Less trade in China
July 10, 2012China's imports and exports are still very much on the rise, but their ascent slowed in June. The value of imports into China rose by 6.3 percent in June compared to May figures, after officials expected a bump of around 10 percent. Weaker consumer and industrial demand were said to be behind the slowed growth. Exports last month rose by 11.3 percent, as opposed to 15.3 percent in the previous month.
While the remaining trade growth is surely the envy of western countries, the rapid slowdown in June was bad news for economies which had been hoping to compensate losses through the current eurozone debt crisis by expanding trade with China.

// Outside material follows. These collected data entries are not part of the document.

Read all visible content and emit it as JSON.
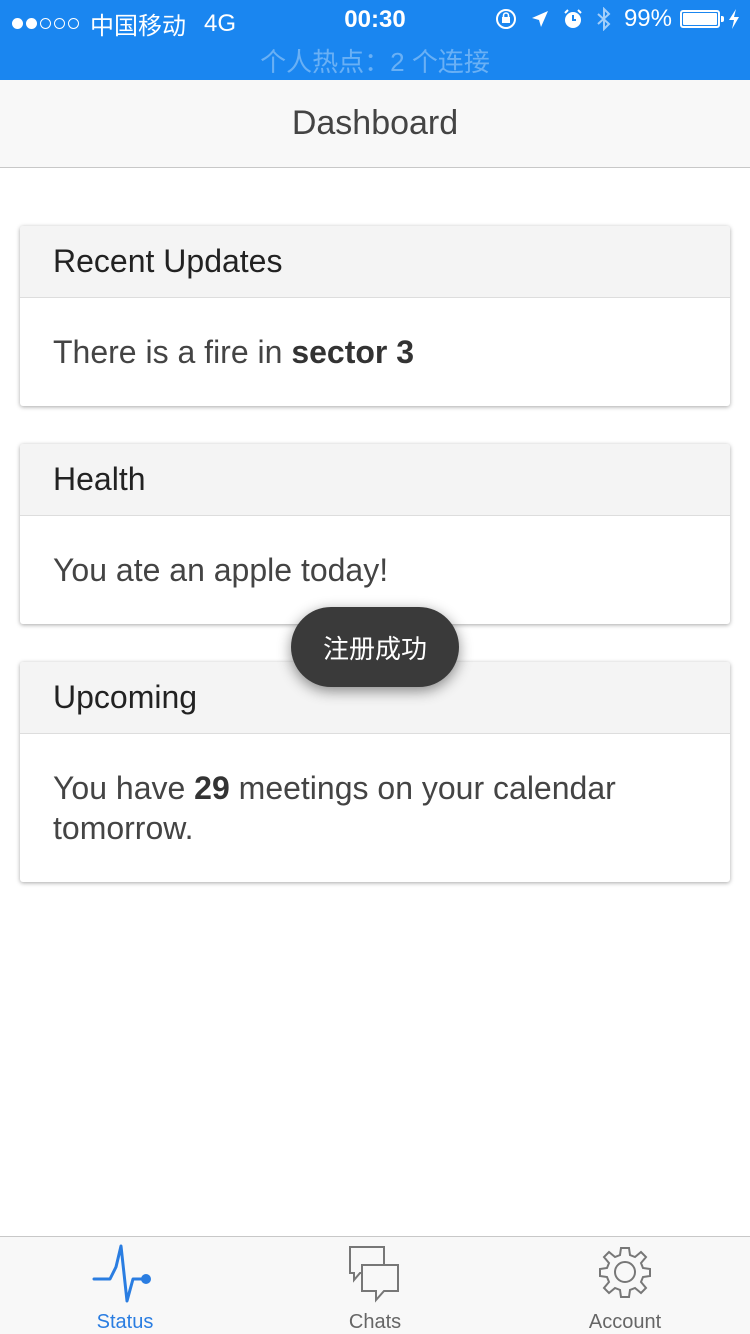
{
  "status_bar": {
    "carrier": "中国移动",
    "network": "4G",
    "time": "00:30",
    "battery": "99%",
    "hotspot": "个人热点：2 个连接",
    "signal_bars_filled": 2,
    "signal_bars_total": 5
  },
  "nav": {
    "title": "Dashboard"
  },
  "cards": [
    {
      "header": "Recent Updates",
      "text_before": "There is a fire in ",
      "bold": "sector 3",
      "text_after": ""
    },
    {
      "header": "Health",
      "text_before": "You ate an apple today!",
      "bold": "",
      "text_after": ""
    },
    {
      "header": "Upcoming",
      "text_before": "You have ",
      "bold": "29",
      "text_after": " meetings on your calendar tomorrow."
    }
  ],
  "toast": {
    "text": "注册成功"
  },
  "tabs": [
    {
      "label": "Status",
      "icon": "pulse-icon",
      "active": true
    },
    {
      "label": "Chats",
      "icon": "chat-bubbles-icon",
      "active": false
    },
    {
      "label": "Account",
      "icon": "gear-icon",
      "active": false
    }
  ],
  "colors": {
    "status_bar": "#1a86f0",
    "active_tab": "#2a7de1",
    "inactive_tab": "#666666"
  }
}
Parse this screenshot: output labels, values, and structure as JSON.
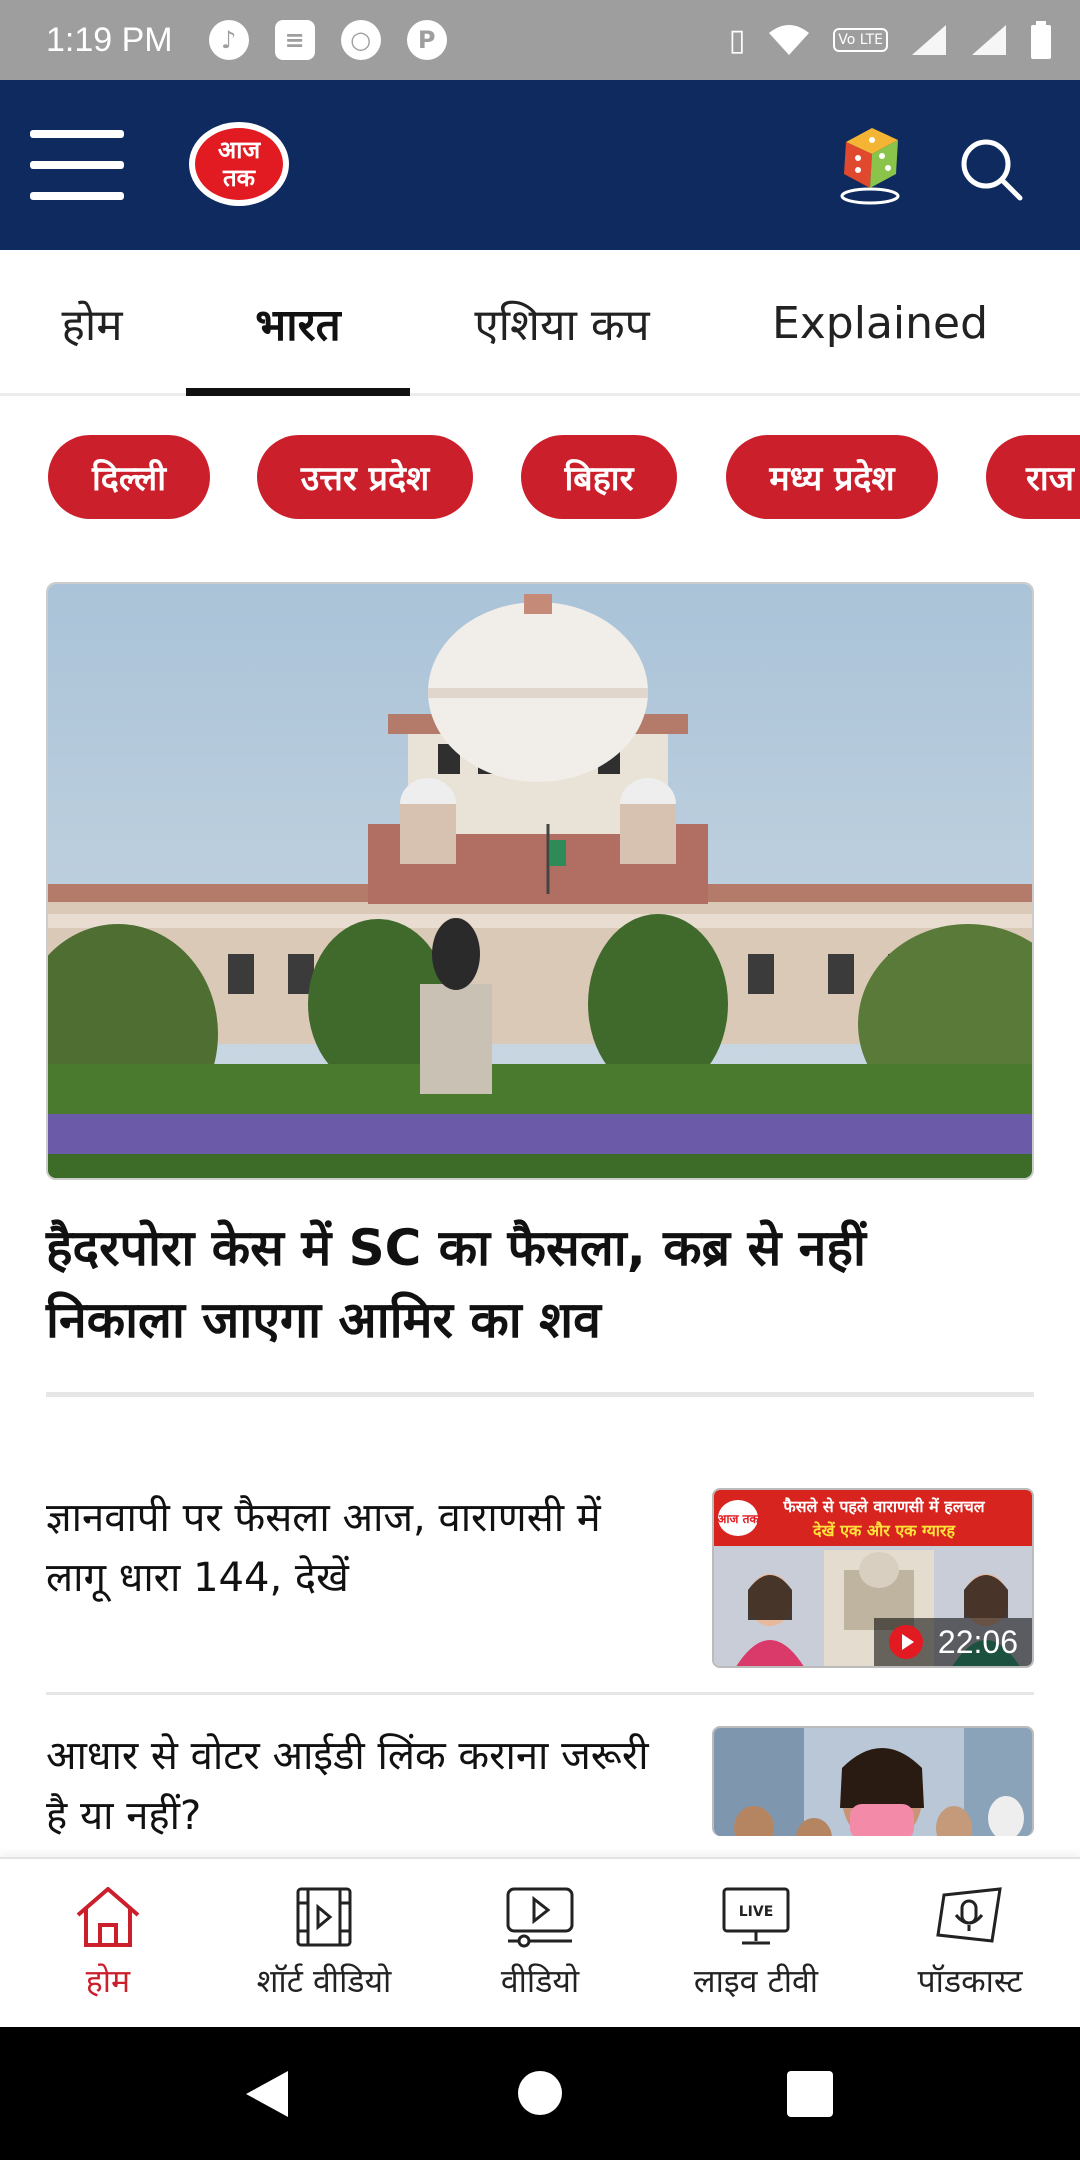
{
  "status_bar": {
    "time": "1:19 PM",
    "left_icons": [
      "music-icon",
      "news-icon",
      "chat-icon",
      "p-icon"
    ],
    "right_icons": [
      "vibrate-icon",
      "wifi-icon",
      "volte-icon",
      "signal-icon",
      "signal-icon-2",
      "battery-icon"
    ],
    "volte_label": "Vo LTE"
  },
  "header": {
    "logo_text": "आज तक",
    "background": "#0f2a5e"
  },
  "tabs": [
    {
      "label": "होम",
      "active": false
    },
    {
      "label": "भारत",
      "active": true
    },
    {
      "label": "एशिया कप",
      "active": false
    },
    {
      "label": "Explained",
      "active": false
    }
  ],
  "chips": [
    "दिल्ली",
    "उत्तर प्रदेश",
    "बिहार",
    "मध्य प्रदेश",
    "राज"
  ],
  "hero": {
    "title": "हैदरपोरा केस में SC का फैसला, कब्र से नहीं निकाला जाएगा आमिर का शव",
    "image": "supreme-court-building"
  },
  "list": [
    {
      "title": "ज्ञानवापी पर फैसला आज, वाराणसी में लागू धारा 144, देखें",
      "thumb_banner_line1": "फैसले से पहले वाराणसी में हलचल",
      "thumb_banner_line2": "देखें एक और एक ग्यारह",
      "thumb_logo": "आज तक",
      "duration": "22:06"
    },
    {
      "title": "आधार से वोटर आईडी लिंक कराना जरूरी है या नहीं?"
    }
  ],
  "bottom_nav": [
    {
      "label": "होम",
      "icon": "home-icon",
      "active": true
    },
    {
      "label": "शॉर्ट वीडियो",
      "icon": "short-video-icon",
      "active": false
    },
    {
      "label": "वीडियो",
      "icon": "video-icon",
      "active": false
    },
    {
      "label": "लाइव टीवी",
      "icon": "live-tv-icon",
      "active": false,
      "badge": "LIVE"
    },
    {
      "label": "पॉडकास्ट",
      "icon": "podcast-icon",
      "active": false
    }
  ],
  "colors": {
    "brand_red": "#cc1f2c",
    "header_navy": "#0f2a5e"
  }
}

The Asian country's slowing demand in June for oil, iron ore, machinery and other foreign goods was not a one-off, market strategists claim. "And it's clear that exports too will not be much of a boost to China's economy for some time," Moody's Analytics Economist Alaistair Chan told AP news agency.
Government intervention
China's diplomatically sensitive global trade surplus widened by a staggering 43 percent year-on-year to total $31.7 billion (25.8 billion euros), the highest level so far this year.
Beijing has already launched a series of packages to stimulate growth. Most recently, the government reduced fuel prices and pumped huge sums of money into the economy through spending on low-cost housing, airports and other public projects.
Nonetheless, China's economic growth has fallen to its lowest level since the 2008 global financial crisis, not least due to initial government attempts to cool overheating and inflation.